Moral and physical

“[Fear] was an evil and corroding thread” (Page 67, Big Book)

Fear is primarily a spiritual question:

Will I trust God or trust myself?

Will I trust God to look after me, or will I trust in pathological, obsessive thinking, plans, schemes, designs, and plots?

Will I trust that the Twelve Steps are enough, or will I look for other methodologies, characterising them as ‘common sense’ or ‘worldly experience’?

Fear is secondarily a question of morals, of character:

Will I be brave or cowardly?

Will I adopt a constructive attitude or will I fret and complain?

Fear thus flows from the positioning of myself as my chief concern, rather than having the Doing of God’s Will as my chief concern.

Once admitted, it is then propagated by surrender to confounding, negative, unconstructive mental attitudes.

Once flourishing, it corrodes the nervous system, feeding off it like a parasite. Its action is then chiefly physical.

Self-regard distorts the mental, the psychological; the effect on the nervous system further affects the mental, the psychological too. The order: spiritual, then mental, then physical.

There is certainly a cognitive or reasoning element, as well, but this is secondary. Once I’ve let fear barge its way in, cognition and reason are co-opted to its cause. Attacking it with cognition and reason might clip its wings but won’t remove the problem at root.
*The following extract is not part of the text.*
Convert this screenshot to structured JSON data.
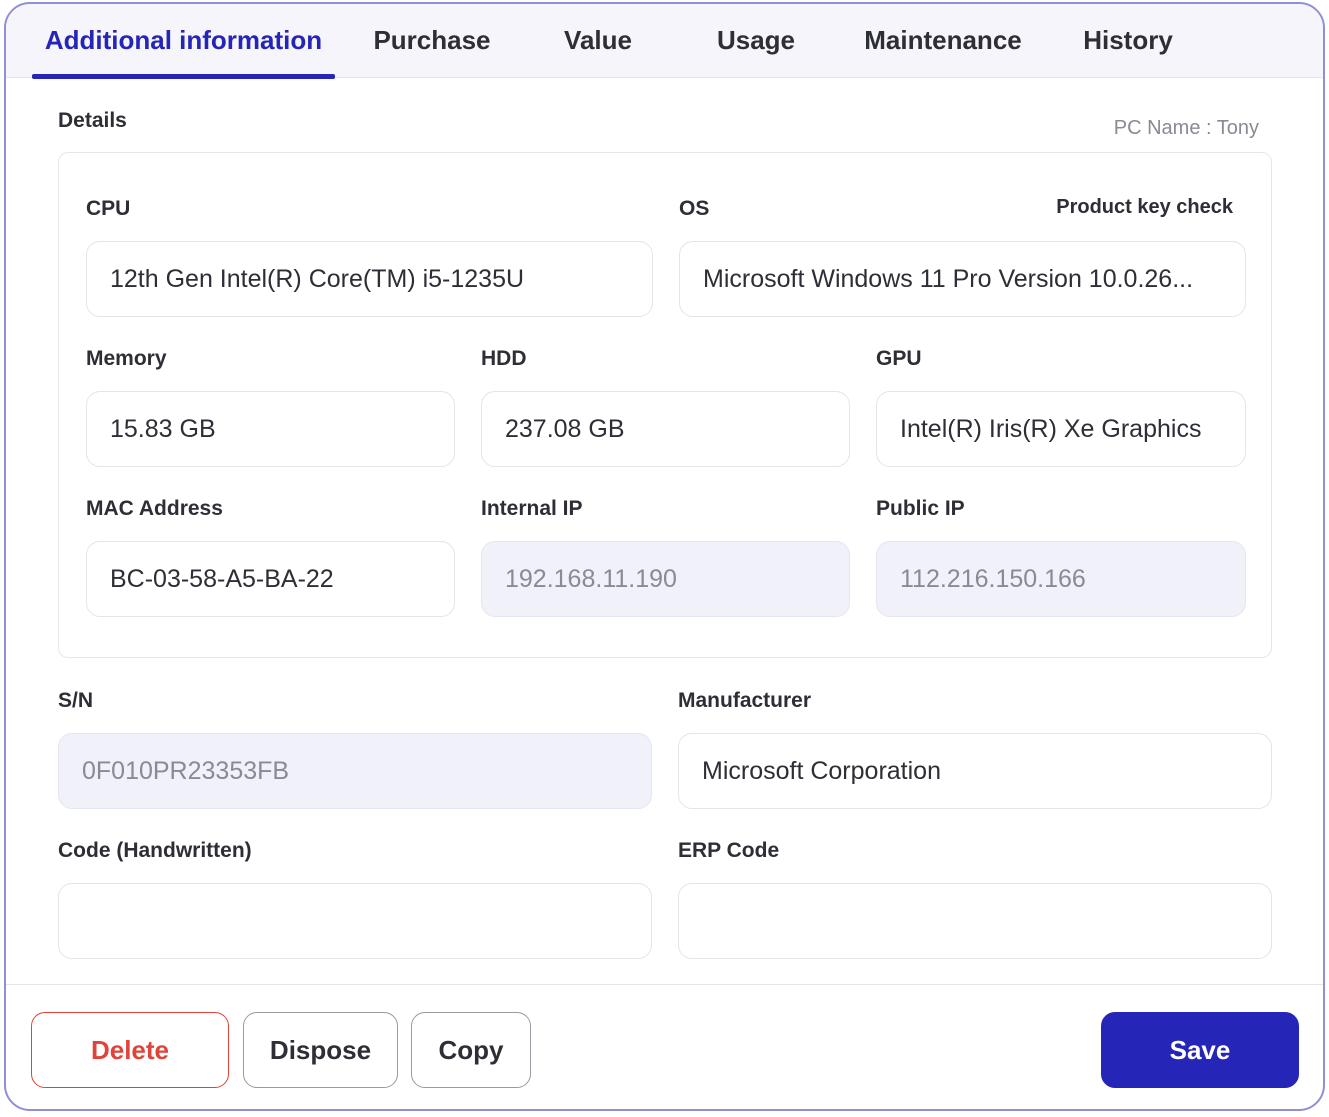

This is why the problem must be solved at the level of the moral, through trusting God not self, having regard for the Doing of God’s Will not the arrangement of life to suit myself, and the development of courage in the place of cowardice.

The problem must also be solved at the level of the physical. When a fear thought tempts, it must be rejected. If admitted, its corrosive action will begin automatically.